A solution using only basic geometry and inequality concepts: Now notice that $a^2+b^2+c^2\geq4S \sqrt{3} \iff a^2+b^2+c^2\geq \sqrt{48S^2}$. By the Heron Formula we have $S=\sqrt{p(p-a)(p-b)(p-c)}$ where $p=\frac{a+b+c}{2}$. $S^2=p(p-a)(p-b)(p-c)$ $S^2=(\frac{a+b+c}{2})(\frac{b+c-a}{2})(\frac{a+c-b}{2})(\frac{a+b-c}{2})$ $16S^2=[(b+c+a)(b+c-a)(a+c-b)(a-(c-b)]$ $48S^2=3[(b+c)^2-a^2)(a^2-(b-c)^2]$ $\sqrt{48S^2}=\sqrt{3[(b+c)^2-a^2)(a^2-(b-c)^2]}$ With this we have that $a^2+b^2+c^2\geq\sqrt{48S^2} \implies a^2+b^2+c^2\geq\sqrt{3[(b+c)^2-a^2)(a^2-(b-c)^2]}$ $a^2+b^2+c^2\geq\sqrt{3[(b+c)^2-a^2)(a^2-(b-c)^2]} \iff$ $(a^2+b^2+c^2)^2\geq3[(b+c)^2-a^2)(a^2-(b-c)^2] \iff$ $(a^2+b^2+c^2)^2\geq3[(b+c)(b-c)]^2+[(b+c)a]^2-a^4+[(a(b-c)^2)] \iff$ $(a^2+b^2+c^2)^2\geq3[(b^2-c^2)^2+(ab+ac)^2-a^4+(ab-ac)^2] \iff$ $(a^2+b^2+c^2)^2\geq3(b^4+c^4-2b^2c^2+a^2b^2+a^2c^2+2a^2bc-a^4+a^2b^2+a^2c^2-2a^2bc)\iff$ $(a^2+b^2+c^2)^2\geq3b^4+3c^4-6b^2c^2+6b^2c^2+6a^2c^2-3a^4 \iff$ $2b^4+2c^4-8b^2c^2+4a^2b^2+4a^2c^2-4a^4\le0 \iff$ $b^4+c^4-2b^2c^2-2b^2c^2+2a^2c^2-2a^4\le0 \iff$ $(b^2-c^2)^2+2[(-a^2(a^2-b^2)+c^2(a^2-b^2)]\le0 \iff$ $(b^2-c^2)^2+2(a^2+b^2)(c^2-a^2)\le0.$ Note that this inequality is symmetric in $a,b,c$ so if we let $a$ be the greater side of the triangle we'll have that $c^2-a^2<0 \implies 2(a^2-b^2)(c^2-a^2)\le0$ but $(b^2-c^2)^2\geq0$ . Therefore we have that $(b^2-c^2)^2+2(a^2+b^2)(c^2-a^2)\le0. \iff$ $b^2-c^2\le a^2-b^2 \iff a^2+c^2\geq 2b^2$ and this is true because since they're sides of a triangle then $a+c>b$ $\implies a^2+c^2>b^2$ so $a^2+c^2\geq 2b^2$ and this finishes the first part.
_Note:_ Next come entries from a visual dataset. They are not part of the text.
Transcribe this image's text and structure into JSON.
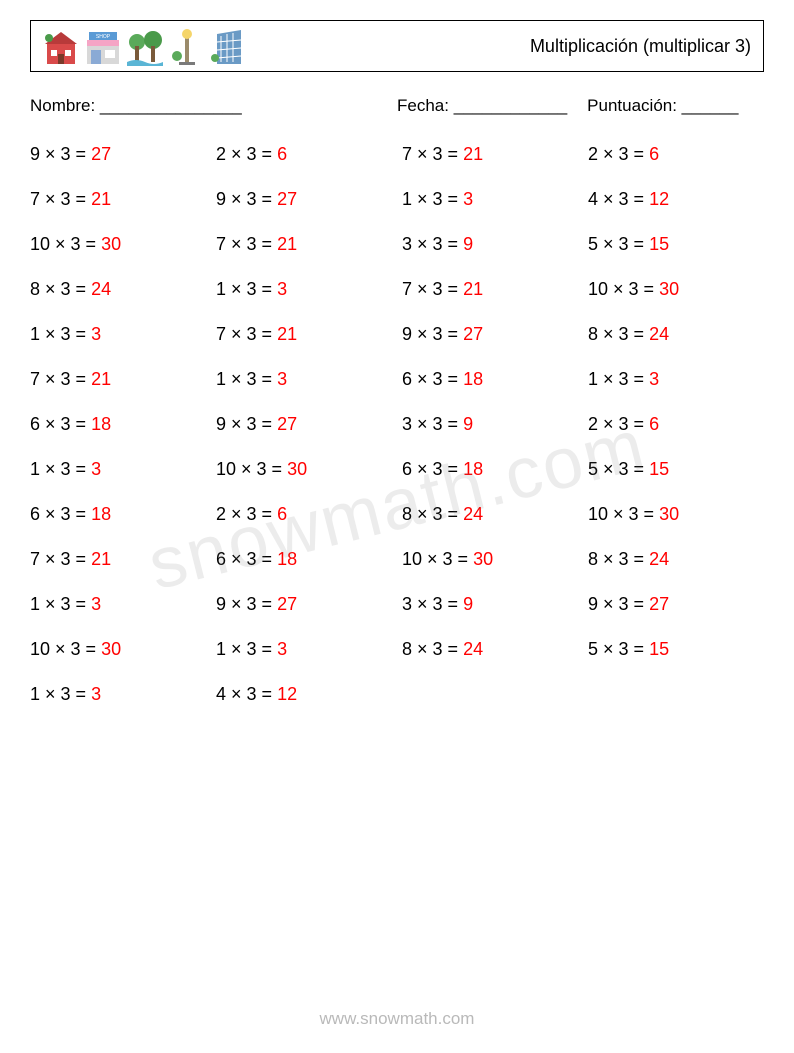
{
  "header": {
    "title": "Multiplicación (multiplicar 3)"
  },
  "info": {
    "name_label": "Nombre: _______________",
    "date_label": "Fecha: ____________",
    "score_label": "Puntuación: ______"
  },
  "styling": {
    "text_color": "#000000",
    "answer_color": "#ff0000",
    "background_color": "#ffffff",
    "border_color": "#000000",
    "watermark_color": "rgba(120,120,120,0.14)",
    "footer_color": "rgba(100,100,100,0.45)",
    "body_fontsize": 18,
    "columns": 4
  },
  "problems": [
    {
      "a": 9,
      "b": 3,
      "ans": 27
    },
    {
      "a": 2,
      "b": 3,
      "ans": 6
    },
    {
      "a": 7,
      "b": 3,
      "ans": 21
    },
    {
      "a": 2,
      "b": 3,
      "ans": 6
    },
    {
      "a": 7,
      "b": 3,
      "ans": 21
    },
    {
      "a": 9,
      "b": 3,
      "ans": 27
    },
    {
      "a": 1,
      "b": 3,
      "ans": 3
    },
    {
      "a": 4,
      "b": 3,
      "ans": 12
    },
    {
      "a": 10,
      "b": 3,
      "ans": 30
    },
    {
      "a": 7,
      "b": 3,
      "ans": 21
    },
    {
      "a": 3,
      "b": 3,
      "ans": 9
    },
    {
      "a": 5,
      "b": 3,
      "ans": 15
    },
    {
      "a": 8,
      "b": 3,
      "ans": 24
    },
    {
      "a": 1,
      "b": 3,
      "ans": 3
    },
    {
      "a": 7,
      "b": 3,
      "ans": 21
    },
    {
      "a": 10,
      "b": 3,
      "ans": 30
    },
    {
      "a": 1,
      "b": 3,
      "ans": 3
    },
    {
      "a": 7,
      "b": 3,
      "ans": 21
    },
    {
      "a": 9,
      "b": 3,
      "ans": 27
    },
    {
      "a": 8,
      "b": 3,
      "ans": 24
    },
    {
      "a": 7,
      "b": 3,
      "ans": 21
    },
    {
      "a": 1,
      "b": 3,
      "ans": 3
    },
    {
      "a": 6,
      "b": 3,
      "ans": 18
    },
    {
      "a": 1,
      "b": 3,
      "ans": 3
    },
    {
      "a": 6,
      "b": 3,
      "ans": 18
    },
    {
      "a": 9,
      "b": 3,
      "ans": 27
    },
    {
      "a": 3,
      "b": 3,
      "ans": 9
    },
    {
      "a": 2,
      "b": 3,
      "ans": 6
    },
    {
      "a": 1,
      "b": 3,
      "ans": 3
    },
    {
      "a": 10,
      "b": 3,
      "ans": 30
    },
    {
      "a": 6,
      "b": 3,
      "ans": 18
    },
    {
      "a": 5,
      "b": 3,
      "ans": 15
    },
    {
      "a": 6,
      "b": 3,
      "ans": 18
    },
    {
      "a": 2,
      "b": 3,
      "ans": 6
    },
    {
      "a": 8,
      "b": 3,
      "ans": 24
    },
    {
      "a": 10,
      "b": 3,
      "ans": 30
    },
    {
      "a": 7,
      "b": 3,
      "ans": 21
    },
    {
      "a": 6,
      "b": 3,
      "ans": 18
    },
    {
      "a": 10,
      "b": 3,
      "ans": 30
    },
    {
      "a": 8,
      "b": 3,
      "ans": 24
    },
    {
      "a": 1,
      "b": 3,
      "ans": 3
    },
    {
      "a": 9,
      "b": 3,
      "ans": 27
    },
    {
      "a": 3,
      "b": 3,
      "ans": 9
    },
    {
      "a": 9,
      "b": 3,
      "ans": 27
    },
    {
      "a": 10,
      "b": 3,
      "ans": 30
    },
    {
      "a": 1,
      "b": 3,
      "ans": 3
    },
    {
      "a": 8,
      "b": 3,
      "ans": 24
    },
    {
      "a": 5,
      "b": 3,
      "ans": 15
    },
    {
      "a": 1,
      "b": 3,
      "ans": 3
    },
    {
      "a": 4,
      "b": 3,
      "ans": 12
    }
  ],
  "watermark": "snowmath.com",
  "footer": "www.snowmath.com"
}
Equality holds iff $(b^2-c^2)^2+2(a^2+b^2)(c^2-a^2)=0$ in other words when $b^2=c^2, a^2=b^2$ or $b^2=c^2, c^2=a^2$ but in both cases we get $a=b=c$, an equilateral triangle. $\square$.

If the triangle is not scalene, assume WLOG that $AB \neq AC$. We can decrease the LHS while fixing the RHS by replacing $A$ with the point $A'$ s.t. $A'B=A'C$ and $\overline{AA'} \parallel \overline{BC}$. Now, it suffices to check the inequality when the triangle is equilateral, in which case it is obviously true.